Here in New England the air has turned crisp, the trees are giving up their last ounce of photosynthesis and the squirrels are as fat as Biggest Loser contestants.
And I have reached the final stage of the Kübler-Ross model, commonly referred to as the “five stages of grief” – denial, anger, bargaining, depression and acceptance…
Good old, flop on the couch, “No Mas”, OK…fine…Acceptance.
We live in New England.
This leaves me no choice than to turn my faulty powers of observation to the national news. Barring that, I will start reviewing the new TV season. There is, of course, one thing that is a consistent wherever we go…TV sucks. And of course with the addition of digital FIOS, it’s even clearer…TV sucks.

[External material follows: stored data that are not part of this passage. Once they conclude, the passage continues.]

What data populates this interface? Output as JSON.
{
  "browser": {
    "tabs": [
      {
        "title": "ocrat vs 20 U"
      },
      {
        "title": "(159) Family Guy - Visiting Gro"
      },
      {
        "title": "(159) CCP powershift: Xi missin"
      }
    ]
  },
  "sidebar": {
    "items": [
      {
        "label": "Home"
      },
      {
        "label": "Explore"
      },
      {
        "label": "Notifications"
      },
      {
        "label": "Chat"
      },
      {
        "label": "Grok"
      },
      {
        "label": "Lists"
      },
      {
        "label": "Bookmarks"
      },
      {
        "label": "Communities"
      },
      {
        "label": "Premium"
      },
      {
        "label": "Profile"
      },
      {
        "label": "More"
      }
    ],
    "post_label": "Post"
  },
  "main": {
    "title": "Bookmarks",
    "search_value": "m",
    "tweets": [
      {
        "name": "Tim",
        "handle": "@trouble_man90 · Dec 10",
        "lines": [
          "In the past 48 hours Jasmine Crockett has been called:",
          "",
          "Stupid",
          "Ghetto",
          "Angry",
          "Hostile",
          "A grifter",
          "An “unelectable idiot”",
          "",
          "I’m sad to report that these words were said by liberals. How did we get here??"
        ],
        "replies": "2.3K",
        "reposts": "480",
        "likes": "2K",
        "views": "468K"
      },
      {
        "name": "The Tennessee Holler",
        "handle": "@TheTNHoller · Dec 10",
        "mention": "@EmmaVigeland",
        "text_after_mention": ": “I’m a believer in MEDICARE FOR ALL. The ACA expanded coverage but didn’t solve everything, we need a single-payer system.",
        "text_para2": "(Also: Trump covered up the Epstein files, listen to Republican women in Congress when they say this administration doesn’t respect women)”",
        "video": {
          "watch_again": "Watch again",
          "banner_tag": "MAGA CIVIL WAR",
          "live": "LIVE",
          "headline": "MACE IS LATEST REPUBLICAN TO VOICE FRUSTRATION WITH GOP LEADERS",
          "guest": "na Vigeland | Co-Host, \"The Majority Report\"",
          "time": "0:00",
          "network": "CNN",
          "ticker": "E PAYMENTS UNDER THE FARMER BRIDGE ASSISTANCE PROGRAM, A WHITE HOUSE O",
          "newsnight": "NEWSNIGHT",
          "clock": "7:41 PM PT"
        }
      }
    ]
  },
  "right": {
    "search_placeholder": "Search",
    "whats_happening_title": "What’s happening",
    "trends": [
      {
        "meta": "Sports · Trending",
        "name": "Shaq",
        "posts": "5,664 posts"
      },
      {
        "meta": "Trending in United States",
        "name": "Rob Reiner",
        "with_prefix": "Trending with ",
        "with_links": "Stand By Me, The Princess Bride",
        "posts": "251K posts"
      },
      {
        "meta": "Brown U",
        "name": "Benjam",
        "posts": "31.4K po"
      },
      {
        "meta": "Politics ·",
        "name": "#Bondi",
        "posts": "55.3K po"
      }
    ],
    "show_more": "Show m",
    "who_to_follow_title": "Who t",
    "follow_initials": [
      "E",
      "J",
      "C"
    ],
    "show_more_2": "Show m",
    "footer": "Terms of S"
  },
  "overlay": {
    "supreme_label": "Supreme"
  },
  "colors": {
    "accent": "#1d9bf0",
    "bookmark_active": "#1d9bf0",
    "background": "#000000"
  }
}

So let’s look at the front page of the paper (and by the paper, I mean the MSN homepage) to see what’s happening.
Here in New England the investigation of the century is going on over the former Patriot player Aaron Hernandez. I don’t want to make light of the situation, but could it be more convoluted?
…victim is a football player whose girlfriend’s sister is the former Patriot’s fiancé… is related to the deceased husband of …a cousin of Hernandez who also lived in the rented home where the SUV was discovered.…the possible owner of a .38-caliber gun seized from a car after an accident…who drove to Georgia from her home, and when her car broke down, she bought him a bus ticket to Florida…

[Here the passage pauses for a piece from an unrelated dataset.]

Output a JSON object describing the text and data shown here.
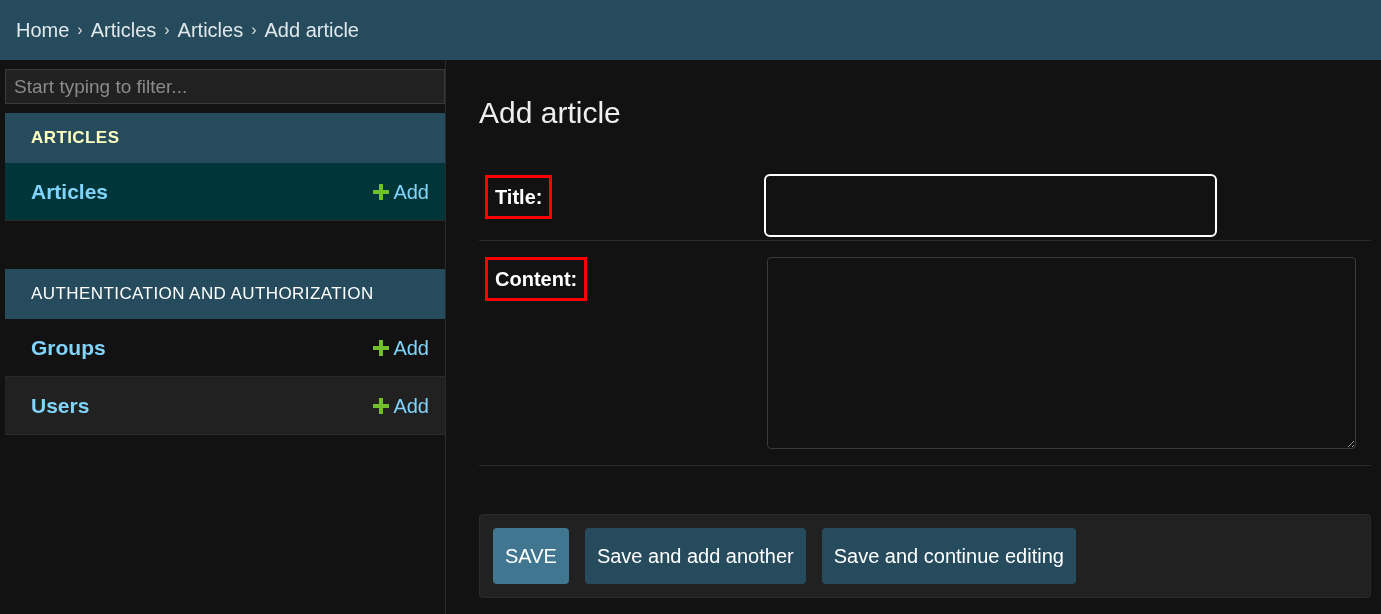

Holy crap – even Colombo wouldn’t be able to figure this out, much less explain it in a three minute speech that wraps up his investigation.
Note to NFL: Quit hiring thugs to play football.
We live on the North river (originally called the Whachagonnacallit River by the native inhabitants). The river is lined with stately White Pine that are 75 to 100 feet tall. Guess what White Pines do? They drop their needles! Here I was figuring I’d dodged the bullet when it comes to leaf clean up time. Not so fast Kemosabe…
So, the wind came up last night and these damn trees started dropping their covering like Miley Cyrus at a Twerking Convention. What the hell is that about? The only pine trees I’ve seen lose their needles are the ones you leave up until after New Years.
No, the local hay bale factory didn’t explode…that’s just the start of our dead pine needles harvest. Oh joy.
Hello Again –
(You didn’t think I wrote this at one sitting did you?)
Well, my happiness meter just took a severe downward turn. I just got my second terrible haircut in Massachusetts. Why do cutters think that men who don’t shave their heads want to look like a backup member of Duran Duran? Sorry but the white sidewalls – poodle poof on top doesn’t do it for me. With a little moose I’d look just like this. With a few more cans of Moosehead Beer I’d be headed to the Goodwill Thrift Store for some pink suspenders.
I’m sure things will be much better when my haircut grows out…in say, eight to ten weeks.